Aggregate/Disaggregate data & Consumer Analytics

Consumer analytics is the analysis of continuous individual/household level (customer level) behavioural data to address business issues.

The terms aggregate and disaggregate data provide for a broad categorization of the nature of data. The data that Tesco was accustomed to seeing before the launch of Clubcard was aggregate in nature. They knew how much of each item they sold each week or each day. This is the data that is captured every time a bar code is scanned at the checkout; what it does not reveal is who bought the item.

Disaggregate consumer data on the other hand is consumer or household level data. It is captured for instance when the consumer’s loyalty card (e.g., Clubcard) is also scanned at the checkout. The data is continuous in nature — we have data for the same households/individuals continuously over time.

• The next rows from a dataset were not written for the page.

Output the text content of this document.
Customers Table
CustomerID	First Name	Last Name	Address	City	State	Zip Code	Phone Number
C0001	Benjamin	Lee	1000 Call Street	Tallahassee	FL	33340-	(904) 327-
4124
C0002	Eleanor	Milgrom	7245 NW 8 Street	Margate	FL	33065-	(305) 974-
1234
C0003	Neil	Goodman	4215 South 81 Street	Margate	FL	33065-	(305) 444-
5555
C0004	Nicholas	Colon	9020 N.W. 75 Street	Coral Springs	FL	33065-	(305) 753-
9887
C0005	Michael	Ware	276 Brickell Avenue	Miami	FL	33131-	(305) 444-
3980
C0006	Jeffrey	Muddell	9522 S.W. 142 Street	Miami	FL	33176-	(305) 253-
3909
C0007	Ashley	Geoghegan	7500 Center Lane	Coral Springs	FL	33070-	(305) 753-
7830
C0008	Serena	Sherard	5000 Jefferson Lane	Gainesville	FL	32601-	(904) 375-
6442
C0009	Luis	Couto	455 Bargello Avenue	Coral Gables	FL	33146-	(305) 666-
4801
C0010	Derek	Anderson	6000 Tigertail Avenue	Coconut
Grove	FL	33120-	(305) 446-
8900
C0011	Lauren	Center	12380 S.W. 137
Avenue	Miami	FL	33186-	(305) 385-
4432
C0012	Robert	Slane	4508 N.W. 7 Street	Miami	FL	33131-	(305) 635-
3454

The term consumer analytics has been defined in a number of different ways. I would like to use it specifically in the context of consumer level disaggregate data. Consumer panels, loyalty panels, consumer/customer transaction, e-commerce sites, social networking sites, search engines, websites in general — all these sources yield disaggregate, continuous data on the behaviour of individuals, customers or households. It is the analysis of this type of consumer level disaggregate data that I am classifying as consumer analytics.

In the past, the data pertained mainly to consumers’ buying and consumption habits, and their tastes and preferences. Now it increasingly also includes their browsing or interaction behaviour on the net. 

Interactions include the clicks, navigation paths and browsing activities on websites.  The field of web analytics, or the analysis of behaviour of web users, falls largely within the scope of consumer analytics. In addition to refining the elements of the marketing mix, the focus of web analytics lies in improving the effectiveness of the website, in terms of conversion rates and other performance parameters. This subject is covered in brief in Chapter Digital Marketing.

While behaviour is the key characteristic of consumer analytics data, it often is enriched by demographic, geographic, psychographic and socialgraphic information.

The methods and techniques covered in Chapter Consumer Analytics and Consumer Panels, fall within the field of consumer analytics. The focus in this chapter lies mainly on data management tools and technologies, machine learning techniques, data mining, crowd sourcing and co-creation, optimization techniques and visualization techniques. Big data and cognitive systems are also covered, and so too some of the application areas.

Consumer analytics is not as recent a phenomenon as it is popularly thought to be. Some companies at the forefront of consumer analytics were founded in the 1980s and 1990s. The biggest change over the years is not the science, but rather the technology, and the advent of big data.

Back in the 1990s, to run a resource intense consumer panel analysis over about 35,000 homes in urban India, I would leave one of my PCs on overnight, and it may still be running the next morning. Today a similar analysis would take a second or two to run on my laptop.